Everyone in the industry is talking amongst themselves about what happened, and wondering if their own systems are vulnerable to such a problem
Of course they are. Statistically nobody has a sufficiently robust architecture to survive faults like these, with failover for every critical system and delayed updates to the failover servers so that they remain in a known good state. They are dependent on updates to those systems to protect them so that they can run on inadequately secured networks without being wholly vulnerable
Udemy (Score:2)
Re: (Score:2)
At this point all tech CEOs should pool togeteher and buy Udemy subscriptions for all Congressmen and Senators.
You can lead a whore to class, but you can't make them pay attention.
(I have far more respect for actual prostitutes than these money-sucking leeches who have sold out our entire society from the infrastructure to the decorations.)
You can't educate the fat, dumb, and happy. They are too busy passing notes... in this case, on which stocks to trade.
House GOP? (Score:2)
Comer: Sir, please expand upon how Kamala Harris was able to infiltrate all of these computers and cause chaos worldwide?
CEO: Uh, that's not what happened.
Comer: If you do not answer my question, I will be forced to hold you in contempt of Congress! How were Kamala Harris and Joe Biden able to use your services to attack the free world?

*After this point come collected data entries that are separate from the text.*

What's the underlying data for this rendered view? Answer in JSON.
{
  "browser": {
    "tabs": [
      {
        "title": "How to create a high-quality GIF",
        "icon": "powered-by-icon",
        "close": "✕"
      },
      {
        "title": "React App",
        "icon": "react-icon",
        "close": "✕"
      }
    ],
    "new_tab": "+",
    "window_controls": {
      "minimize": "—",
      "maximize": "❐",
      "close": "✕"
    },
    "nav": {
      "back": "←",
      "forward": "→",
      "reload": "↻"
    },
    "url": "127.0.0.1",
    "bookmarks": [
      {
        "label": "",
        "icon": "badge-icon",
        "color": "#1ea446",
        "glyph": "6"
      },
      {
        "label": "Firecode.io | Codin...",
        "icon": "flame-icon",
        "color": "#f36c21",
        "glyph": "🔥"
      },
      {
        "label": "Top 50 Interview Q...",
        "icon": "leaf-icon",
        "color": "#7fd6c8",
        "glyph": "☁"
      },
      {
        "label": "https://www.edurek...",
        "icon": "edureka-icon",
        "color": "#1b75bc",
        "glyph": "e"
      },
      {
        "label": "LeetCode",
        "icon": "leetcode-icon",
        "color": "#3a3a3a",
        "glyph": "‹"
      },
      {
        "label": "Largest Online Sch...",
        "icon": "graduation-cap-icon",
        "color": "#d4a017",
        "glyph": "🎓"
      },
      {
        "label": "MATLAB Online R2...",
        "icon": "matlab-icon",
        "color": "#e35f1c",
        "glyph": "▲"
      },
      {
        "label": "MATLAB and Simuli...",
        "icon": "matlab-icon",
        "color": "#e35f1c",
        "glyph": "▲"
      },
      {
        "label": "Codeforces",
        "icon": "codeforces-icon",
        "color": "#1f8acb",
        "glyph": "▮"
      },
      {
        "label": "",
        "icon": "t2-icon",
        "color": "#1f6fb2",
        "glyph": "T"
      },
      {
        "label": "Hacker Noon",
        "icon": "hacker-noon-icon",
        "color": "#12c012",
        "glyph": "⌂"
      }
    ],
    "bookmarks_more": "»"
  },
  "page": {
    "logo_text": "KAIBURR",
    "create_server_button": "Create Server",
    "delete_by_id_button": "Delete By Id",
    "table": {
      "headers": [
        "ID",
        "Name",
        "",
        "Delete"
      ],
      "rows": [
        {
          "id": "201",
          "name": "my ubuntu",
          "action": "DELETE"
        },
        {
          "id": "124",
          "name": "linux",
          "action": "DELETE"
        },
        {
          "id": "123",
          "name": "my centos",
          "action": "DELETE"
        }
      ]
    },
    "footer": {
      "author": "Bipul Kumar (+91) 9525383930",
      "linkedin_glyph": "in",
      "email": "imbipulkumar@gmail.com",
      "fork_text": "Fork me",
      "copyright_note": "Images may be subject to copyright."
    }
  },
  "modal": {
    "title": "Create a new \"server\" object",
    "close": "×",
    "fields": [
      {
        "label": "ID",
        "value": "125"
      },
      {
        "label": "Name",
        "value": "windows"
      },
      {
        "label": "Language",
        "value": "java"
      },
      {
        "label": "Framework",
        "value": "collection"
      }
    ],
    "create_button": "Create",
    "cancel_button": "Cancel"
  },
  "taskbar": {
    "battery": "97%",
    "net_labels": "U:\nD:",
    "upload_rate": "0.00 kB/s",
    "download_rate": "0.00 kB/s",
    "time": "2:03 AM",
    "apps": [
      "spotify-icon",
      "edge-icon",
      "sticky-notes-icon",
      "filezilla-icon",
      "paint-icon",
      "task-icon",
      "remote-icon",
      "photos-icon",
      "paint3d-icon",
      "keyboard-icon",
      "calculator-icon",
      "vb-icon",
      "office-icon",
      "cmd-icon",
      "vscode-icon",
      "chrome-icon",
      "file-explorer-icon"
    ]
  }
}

New York Times: House Committee Investigates Harris/Biden Attack On Free World
They pointed out the main problem... (Score:2)
The outages, which disrupted agencies at the federal and state level, are also raising questions about how much businesses and government officials alike have come to rely on Microsoft products for their daily operations.
They don't rely on them, they just accept the extremely broken functionality they 1/2 provide.
Imagine... (Score:2)
...if it was a Chinese company that had caused this.